Pyrotex's post explains it well. We (or at least me) have trouble envisioning time as a fourth dimension. Envisioning a fifth dimension is virtually impossible in my experience. If we think of the universe as a balloon being inflated, we miss this dimensional tidbit.

Posted
If the universe originated from a single point then the where of the point is at the center of the universe, assuming the universe expanded like a balloon blowing up.

 

In the balloon analogy, the universe is the surface, not the volume, of the balloon.

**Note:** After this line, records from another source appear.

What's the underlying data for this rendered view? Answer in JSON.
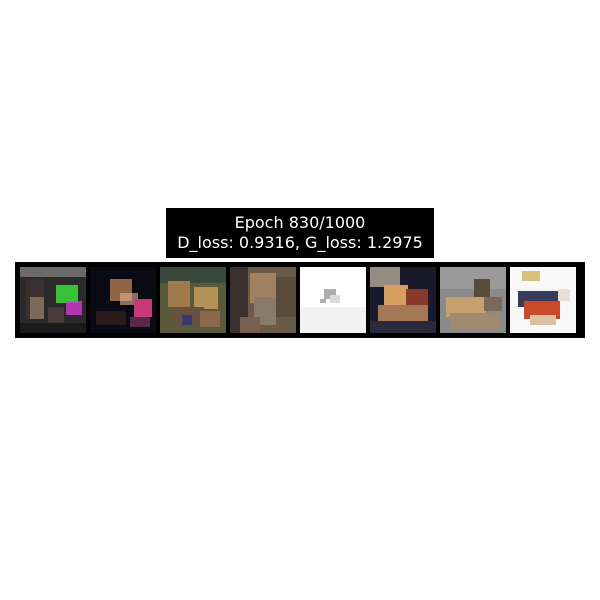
{
  "title": {
    "line1": "Epoch 830/1000",
    "line2": "D_loss: 0.9316, G_loss: 1.2975"
  },
  "colors": {
    "background": "#ffffff",
    "strip_background": "#000000",
    "title_background": "#000000",
    "title_text": "#ffffff"
  },
  "sample_images": [
    {
      "name": "generated-sample-1",
      "dominant_colors": [
        "#2a2a2a",
        "#3ddc3d",
        "#d43ad4",
        "#7a6a5a"
      ]
    },
    {
      "name": "generated-sample-2",
      "dominant_colors": [
        "#0a0a14",
        "#c63a7a",
        "#c98a5a",
        "#2a1a1a"
      ]
    },
    {
      "name": "generated-sample-3",
      "dominant_colors": [
        "#5a5a3a",
        "#a07a4a",
        "#3a4a3a",
        "#c8a060"
      ]
    },
    {
      "name": "generated-sample-4",
      "dominant_colors": [
        "#6a5a4a",
        "#a08060",
        "#8a7a6a",
        "#3a3030"
      ]
    },
    {
      "name": "generated-sample-5",
      "dominant_colors": [
        "#ffffff",
        "#f2f2f2",
        "#8a8a8a",
        "#d8d8d8"
      ]
    },
    {
      "name": "generated-sample-6",
      "dominant_colors": [
        "#1a1a2a",
        "#d8a060",
        "#8a3a2a",
        "#e8d8c0"
      ]
    },
    {
      "name": "generated-sample-7",
      "dominant_colors": [
        "#8a8a8a",
        "#c8a070",
        "#a08a70",
        "#5a4a3a"
      ]
    },
    {
      "name": "generated-sample-8",
      "dominant_colors": [
        "#f8f8f8",
        "#c84a2a",
        "#3a3a5a",
        "#d8c0a0"
      ]
    }
  ]
}
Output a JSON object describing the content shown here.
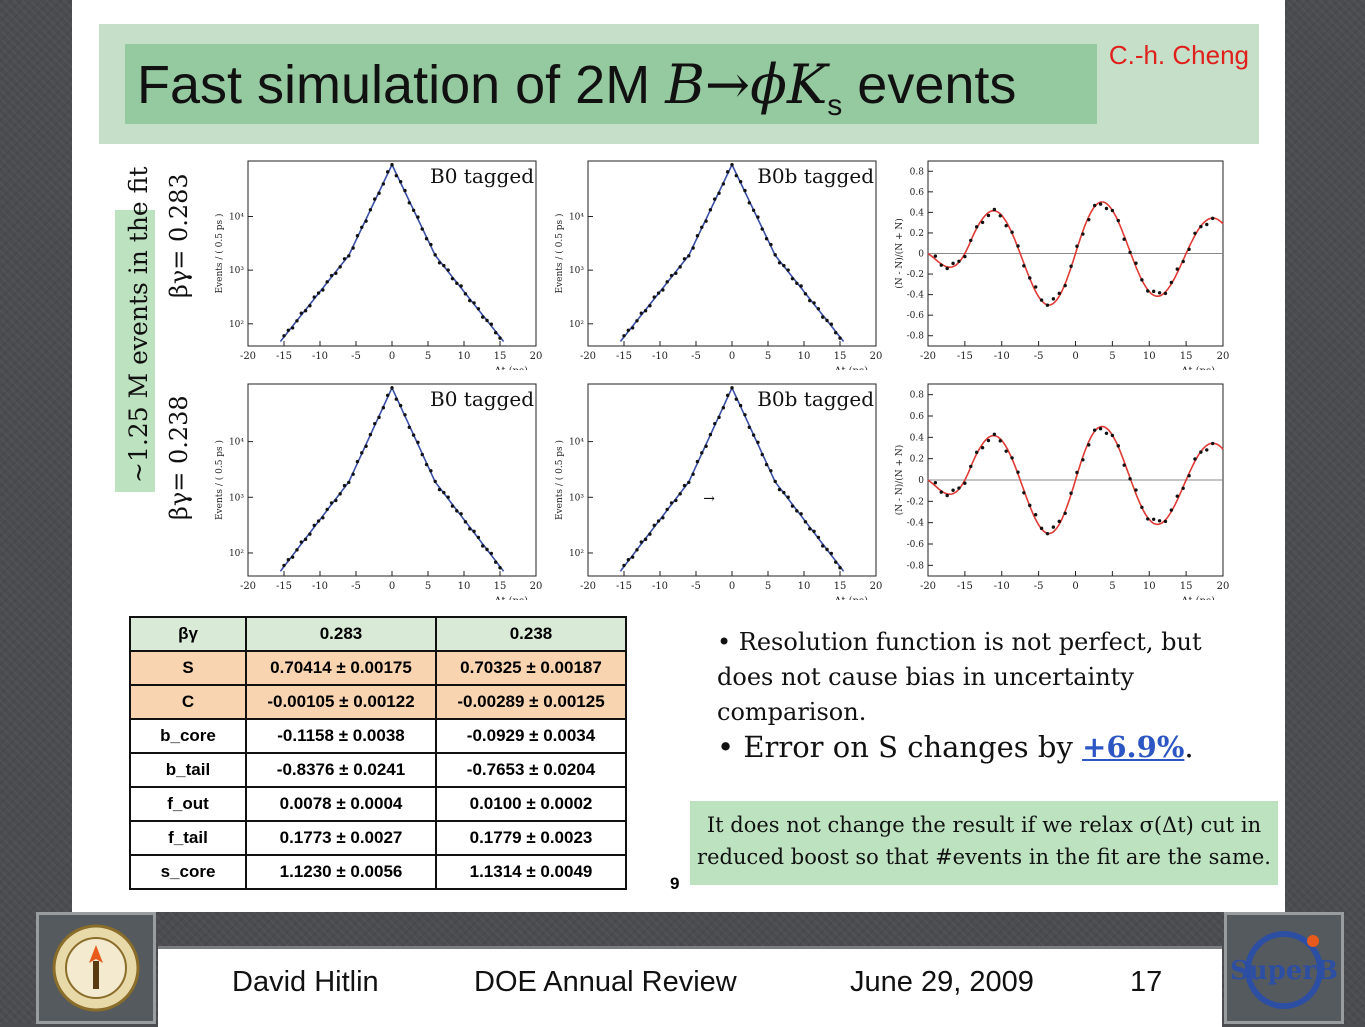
{
  "slide": {
    "title_prefix": "Fast simulation of 2M ",
    "title_B": "B",
    "title_arrow": "→",
    "title_phi": "ϕ",
    "title_K": "K",
    "title_sub": "s",
    "title_suffix": " events",
    "author": "C.-h. Cheng"
  },
  "plots": {
    "row_label_top": "βγ= 0.283",
    "row_label_bottom": "βγ= 0.238",
    "events_label": "~1.25 M events in the fit",
    "tag_b0": "B0 tagged",
    "tag_b0b": "B0b tagged",
    "xaxis_label": "Δt (ps)",
    "yaxis_events": "Events / ( 0.5 ps )",
    "yaxis_asym": "(N - N)/(N + N)",
    "arrow_glyph": "→",
    "x_ticks": [
      "-20",
      "-15",
      "-10",
      "-5",
      "0",
      "5",
      "10",
      "15",
      "20"
    ],
    "log_ticks": [
      "10²",
      "10³",
      "10⁴"
    ],
    "asym_ticks": [
      "0.8",
      "0.6",
      "0.4",
      "0.2",
      "0",
      "-0.2",
      "-0.4",
      "-0.6",
      "-0.8"
    ]
  },
  "table": {
    "header": [
      "βγ",
      "0.283",
      "0.238"
    ],
    "rows": [
      {
        "name": "S",
        "v1": "0.70414 ± 0.00175",
        "v2": "0.70325 ± 0.00187",
        "highlight": true
      },
      {
        "name": "C",
        "v1": "-0.00105 ± 0.00122",
        "v2": "-0.00289 ± 0.00125",
        "highlight": true
      },
      {
        "name": "b_core",
        "v1": "-0.1158 ± 0.0038",
        "v2": "-0.0929 ± 0.0034"
      },
      {
        "name": "b_tail",
        "v1": "-0.8376 ± 0.0241",
        "v2": "-0.7653 ± 0.0204"
      },
      {
        "name": "f_out",
        "v1": "0.0078 ± 0.0004",
        "v2": "0.0100 ± 0.0002"
      },
      {
        "name": "f_tail",
        "v1": "0.1773 ± 0.0027",
        "v2": "0.1779 ± 0.0023"
      },
      {
        "name": "s_core",
        "v1": "1.1230 ± 0.0056",
        "v2": "1.1314 ± 0.0049"
      }
    ]
  },
  "bullets": {
    "b1": "• Resolution function is not perfect, but does not cause bias in uncertainty comparison.",
    "b2_prefix": "• Error on S changes by ",
    "b2_value": "+6.9%",
    "b2_suffix": "."
  },
  "note": "It does not change the result if we relax σ(Δt) cut in reduced boost so that #events in the fit are the same.",
  "inner_page_number": "9",
  "footer": {
    "presenter": "David Hitlin",
    "event": "DOE Annual Review",
    "date": "June 29, 2009",
    "page": "17",
    "right_logo_text": "SuperB"
  },
  "colors": {
    "fit_line": "#3a4fa8",
    "asym_curve": "#e03a35",
    "title_bg": "#95c9a0",
    "header_bg": "#c6dfc9",
    "highlight_row": "#f8d5b0",
    "note_bg": "#bde2c0",
    "author": "#e0201b"
  }
}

If you start a balloon at a point, and blow it up, every point on the surface can claim to have been the center of the expansion.

-Will

Posted

G'day from the land of ozzzz

 

Ok, everywhere is everywhere from varies points.

 

How on earth did it all go bang at the same time, lets say "A" point 26 billion light years from "B" point, not to mention all the other billions of points in between?

Posted

The Big Bang is an effect theory--not the ultimate cause theory. If something exploded, the big bang does not answer why or how something exploded and why that something was there in the first place.

 

What screws up everything is time. Did time exist before big bang? Was time affected by or how did time effect big bang?

 

To answer all that, we must answer what is time. Right now we don't know, nor do we know how to use it. But, we have some guidelines from Einstein and Curie.

Posted

G'day Lawcat

 

Time is a measure of motion of either matter or void.

 

Time is not matter or any phase of energy.

 

Time cannot be changed either forward or back.

 

Lawcat said

 

The Big Bang is an effect theory--not the ultimate cause theory. If something exploded, the big bang does not answer why or how something exploded and why that something was there in the first place.

 

Please explain the BBT in your words.

Posted

Freeze, I didn't start this thread to determine where the BB came from nor the location of the point from which it originated. That information is in a place that we can go to only in our imagination. I was hoping to get some idea of what the BB was composed. Most physicist I've seen on documentaries say it was pure energy and I would like to get the members ideas of what is this pure energy.